What about as a quick change, if I comment out this under each of the air quality and Onecall blocks?

do
    {
      drawError(wi_cloud_down_196x196, statusStr, tmpStr);
    } while (display.nextPage());

This code only draws the error to the display. Maybe I am misunderstanding what the goal of commenting this out is?

@YouCanNotBeSerious
Copy link
Author

I was hoping to leave the previous forecast on screen until the next wake attempt - at the moment I see it pushes the error to the screen; Old info on the screen would be less jarring to me that an error message being there for an hour - I see the pain that it also hides the fact there was an error so maybe 3 attempts a few mins apart, leaving the old forecast on screen, and finally displaying the error?

For now I am increasing the timeout 10s --> 20s on wifi connect each wakeup, and the attempts for the GETs under API calls from 3-->5 and will run it a few hours.

I suspect most of this is a manifestation of being on a slow internet connection with long ping times to the OpenWeather servers half a world away, apart from the wifi connection failures which are mine to own.

@lmarzen
Copy link
Owner

lmarzen commented Apr 11, 2023

Oh then, yes comment out the drawError messages and it should have the effect you desire.

@YouCanNotBeSerious
Copy link
Author

Thanks - for now will run with the increased connection attempts and report back in a few days!

Also on the wifi connection attempts - totally my fault, once I bothered to look at RSSI it was way too low, made no sense, until I realised ESP only uses 2.4GHz and I am well covered with 5GHz all over the house but 2.4GHz is only served by one access point which not surprisingly is not close to where I had the weather station.

@lmarzen
Copy link
Owner

lmarzen commented Apr 11, 2023

Update me if increasing those timeout times works, I could increase the default for the project. Admittedly this is a hard thing for me to control for when I am testing so the default times picked are somewhat arbitrary.

@YouCanNotBeSerious
Copy link
Author

Absolutely will update, I got a whole weather forecast e-paper project for no effort on my part, will contribute back anything I can find !

reminder set for a couple of days :-)

@YouCanNotBeSerious
Copy link
Author

So here's the update - tl;dr is this is now a great fixture on my wall and I am immensely grateful to you.

I made the change in the drawError routine to not redraw the display on error - keeping the previous hour's display (I have it set for hourly updates). I also changed the retries in a couple of places for GETting the data from 3 to 5.

I also investigated the underlying cause, and apart from the no connect on first reboot after programming which as you mentioned is just a thing, my internet has several hundred ms pings to the openweathermap servers, with occasional (rough estimate 25% of the time) complete drops of the connection when using a web browser. I don't have the best internet but usually don't notice webpages having a problem, but manually browsing OpenWeather I do occasionally have to manually refresh after getting a 40x error.

So - a few more retries and keeping the last hour's refresh on fail has made the display from a common user perspective (read that as "wife perspective") pretty dang good. No one cares if the weather data is an hour or two out of date, but a big honkin' error screen draws attention.

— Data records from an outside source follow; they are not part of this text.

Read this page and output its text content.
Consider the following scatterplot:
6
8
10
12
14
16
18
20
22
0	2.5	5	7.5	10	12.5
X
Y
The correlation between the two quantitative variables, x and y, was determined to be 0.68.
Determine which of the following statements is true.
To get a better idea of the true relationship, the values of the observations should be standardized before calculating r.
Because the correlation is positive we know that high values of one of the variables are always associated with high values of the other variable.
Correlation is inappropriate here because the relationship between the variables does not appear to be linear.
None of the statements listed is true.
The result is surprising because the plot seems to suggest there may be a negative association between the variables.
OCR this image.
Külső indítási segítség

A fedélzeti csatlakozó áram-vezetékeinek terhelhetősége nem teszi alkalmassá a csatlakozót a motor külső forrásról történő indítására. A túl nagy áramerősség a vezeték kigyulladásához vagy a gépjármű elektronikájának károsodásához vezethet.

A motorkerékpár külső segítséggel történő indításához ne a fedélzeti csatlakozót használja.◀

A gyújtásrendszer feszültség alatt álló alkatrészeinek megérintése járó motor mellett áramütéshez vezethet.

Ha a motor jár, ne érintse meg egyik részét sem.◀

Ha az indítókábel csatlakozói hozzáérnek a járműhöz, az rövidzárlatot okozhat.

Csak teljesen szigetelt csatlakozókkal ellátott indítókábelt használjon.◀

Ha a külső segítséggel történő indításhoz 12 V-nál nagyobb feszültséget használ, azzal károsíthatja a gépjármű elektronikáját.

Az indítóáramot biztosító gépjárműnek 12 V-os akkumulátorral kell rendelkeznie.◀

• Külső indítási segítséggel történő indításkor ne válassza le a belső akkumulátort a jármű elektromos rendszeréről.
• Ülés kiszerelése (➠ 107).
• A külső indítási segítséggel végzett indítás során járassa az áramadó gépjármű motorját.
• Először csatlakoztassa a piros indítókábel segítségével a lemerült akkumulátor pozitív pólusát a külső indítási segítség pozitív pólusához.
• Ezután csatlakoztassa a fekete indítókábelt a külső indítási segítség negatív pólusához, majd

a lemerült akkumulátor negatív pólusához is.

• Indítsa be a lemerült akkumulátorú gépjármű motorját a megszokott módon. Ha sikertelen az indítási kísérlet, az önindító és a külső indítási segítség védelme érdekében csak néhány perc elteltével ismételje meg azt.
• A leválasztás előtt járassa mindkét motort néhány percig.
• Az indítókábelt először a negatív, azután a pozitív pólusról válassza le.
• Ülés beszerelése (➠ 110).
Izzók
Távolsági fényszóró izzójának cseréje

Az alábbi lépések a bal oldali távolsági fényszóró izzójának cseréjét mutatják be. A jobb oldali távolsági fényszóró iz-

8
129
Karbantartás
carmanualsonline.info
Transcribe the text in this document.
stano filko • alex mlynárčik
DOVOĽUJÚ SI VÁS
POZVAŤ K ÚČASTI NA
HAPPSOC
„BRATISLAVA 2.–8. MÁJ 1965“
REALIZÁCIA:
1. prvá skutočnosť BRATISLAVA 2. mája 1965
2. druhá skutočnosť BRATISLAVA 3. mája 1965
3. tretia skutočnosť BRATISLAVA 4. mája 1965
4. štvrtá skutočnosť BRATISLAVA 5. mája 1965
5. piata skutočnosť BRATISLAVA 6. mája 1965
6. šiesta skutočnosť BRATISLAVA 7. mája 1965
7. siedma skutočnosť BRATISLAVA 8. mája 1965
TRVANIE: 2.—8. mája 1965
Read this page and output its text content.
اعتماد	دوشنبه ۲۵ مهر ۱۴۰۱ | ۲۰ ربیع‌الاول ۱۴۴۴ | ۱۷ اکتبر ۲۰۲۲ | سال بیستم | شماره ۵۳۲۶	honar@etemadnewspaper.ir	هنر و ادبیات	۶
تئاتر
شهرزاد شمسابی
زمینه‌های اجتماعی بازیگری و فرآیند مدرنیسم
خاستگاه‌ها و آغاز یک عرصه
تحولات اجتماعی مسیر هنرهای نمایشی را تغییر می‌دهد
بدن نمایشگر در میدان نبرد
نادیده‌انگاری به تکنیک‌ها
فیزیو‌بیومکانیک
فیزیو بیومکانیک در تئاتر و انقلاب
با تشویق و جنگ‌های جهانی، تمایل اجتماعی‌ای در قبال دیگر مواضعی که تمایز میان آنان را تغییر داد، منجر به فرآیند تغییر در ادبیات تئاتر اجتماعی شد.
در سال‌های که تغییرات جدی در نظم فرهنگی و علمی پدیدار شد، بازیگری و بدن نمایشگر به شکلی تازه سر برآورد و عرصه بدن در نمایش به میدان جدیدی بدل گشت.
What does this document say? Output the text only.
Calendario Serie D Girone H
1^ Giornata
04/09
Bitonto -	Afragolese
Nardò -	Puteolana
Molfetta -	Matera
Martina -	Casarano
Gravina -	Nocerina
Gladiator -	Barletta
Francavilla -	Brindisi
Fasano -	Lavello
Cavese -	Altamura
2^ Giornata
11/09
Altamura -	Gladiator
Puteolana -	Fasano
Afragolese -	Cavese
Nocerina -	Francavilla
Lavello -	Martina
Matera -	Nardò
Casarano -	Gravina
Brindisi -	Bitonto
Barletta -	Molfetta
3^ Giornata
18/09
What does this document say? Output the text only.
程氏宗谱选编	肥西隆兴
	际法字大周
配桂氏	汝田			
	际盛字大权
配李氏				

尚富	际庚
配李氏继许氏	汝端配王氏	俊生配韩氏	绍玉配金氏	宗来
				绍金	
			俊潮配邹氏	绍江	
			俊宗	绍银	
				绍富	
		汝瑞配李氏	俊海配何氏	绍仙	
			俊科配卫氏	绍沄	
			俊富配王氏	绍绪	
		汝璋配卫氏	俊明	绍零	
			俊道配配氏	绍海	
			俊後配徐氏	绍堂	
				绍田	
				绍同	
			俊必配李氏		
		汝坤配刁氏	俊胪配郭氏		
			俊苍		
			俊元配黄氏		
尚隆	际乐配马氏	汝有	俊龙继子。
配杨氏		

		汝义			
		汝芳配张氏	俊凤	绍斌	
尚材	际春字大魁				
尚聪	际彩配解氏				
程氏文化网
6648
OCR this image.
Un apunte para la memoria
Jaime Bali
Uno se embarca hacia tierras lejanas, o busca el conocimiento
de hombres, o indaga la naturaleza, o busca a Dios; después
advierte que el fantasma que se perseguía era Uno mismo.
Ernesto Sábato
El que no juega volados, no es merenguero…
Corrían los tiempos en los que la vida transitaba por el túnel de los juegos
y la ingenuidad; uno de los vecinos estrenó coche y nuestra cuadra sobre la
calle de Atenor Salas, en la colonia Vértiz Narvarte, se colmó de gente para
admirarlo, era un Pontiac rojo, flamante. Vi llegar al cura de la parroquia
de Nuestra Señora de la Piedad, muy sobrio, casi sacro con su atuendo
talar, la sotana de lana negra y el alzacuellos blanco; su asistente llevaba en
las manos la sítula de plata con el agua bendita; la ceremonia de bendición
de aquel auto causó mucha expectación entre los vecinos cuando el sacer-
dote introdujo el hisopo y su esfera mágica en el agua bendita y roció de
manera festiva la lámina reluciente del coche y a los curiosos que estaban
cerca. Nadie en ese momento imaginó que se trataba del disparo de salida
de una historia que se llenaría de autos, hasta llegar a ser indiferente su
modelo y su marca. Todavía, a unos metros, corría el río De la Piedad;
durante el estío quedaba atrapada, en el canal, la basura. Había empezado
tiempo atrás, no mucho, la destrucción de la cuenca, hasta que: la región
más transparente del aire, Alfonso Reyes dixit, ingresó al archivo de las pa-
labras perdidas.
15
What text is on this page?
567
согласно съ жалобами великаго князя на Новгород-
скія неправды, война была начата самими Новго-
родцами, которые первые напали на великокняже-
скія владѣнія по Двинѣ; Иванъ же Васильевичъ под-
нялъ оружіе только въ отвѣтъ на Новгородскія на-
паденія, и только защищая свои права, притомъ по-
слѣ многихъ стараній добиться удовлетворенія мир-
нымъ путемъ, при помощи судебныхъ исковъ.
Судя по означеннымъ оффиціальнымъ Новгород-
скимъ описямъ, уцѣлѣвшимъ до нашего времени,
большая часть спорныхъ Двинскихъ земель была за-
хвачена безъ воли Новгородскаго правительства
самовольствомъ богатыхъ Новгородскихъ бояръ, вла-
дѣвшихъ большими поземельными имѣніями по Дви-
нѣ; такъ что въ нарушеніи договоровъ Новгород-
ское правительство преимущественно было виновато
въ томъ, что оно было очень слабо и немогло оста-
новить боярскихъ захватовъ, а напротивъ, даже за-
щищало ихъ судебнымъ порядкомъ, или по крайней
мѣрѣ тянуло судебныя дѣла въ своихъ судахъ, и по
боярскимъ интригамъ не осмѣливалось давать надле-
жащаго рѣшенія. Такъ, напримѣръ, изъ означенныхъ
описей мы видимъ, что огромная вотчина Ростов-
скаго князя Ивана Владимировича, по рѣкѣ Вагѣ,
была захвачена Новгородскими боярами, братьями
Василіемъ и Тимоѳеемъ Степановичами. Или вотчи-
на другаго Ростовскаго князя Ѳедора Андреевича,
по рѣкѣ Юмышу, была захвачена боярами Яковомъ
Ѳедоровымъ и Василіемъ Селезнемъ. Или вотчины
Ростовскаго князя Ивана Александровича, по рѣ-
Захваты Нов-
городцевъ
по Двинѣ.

What would be ideal is say after 3 hours of retires we give up and show an error, but that is a bit beyond me at this stage.

I got my e-ink display and built the project into a small picture frame to hang on the wall - cutting the border paper mat that came with the frame to the size of the display is a very easy way to get a clean looking build.

Thanks again - now please provide code to make the project produce weather instead of predicting :-)

@lmarzen
Copy link
Owner

lmarzen commented Apr 18, 2023

Thanks for looking into this.
This is very valuable feedback, I will implement your suggestion. (I've gotten pretty busy recently, but I'll get around to it in the coming weeks)

I'll keep this issue open until then, and I'll tag it when I push updates related to your feedback.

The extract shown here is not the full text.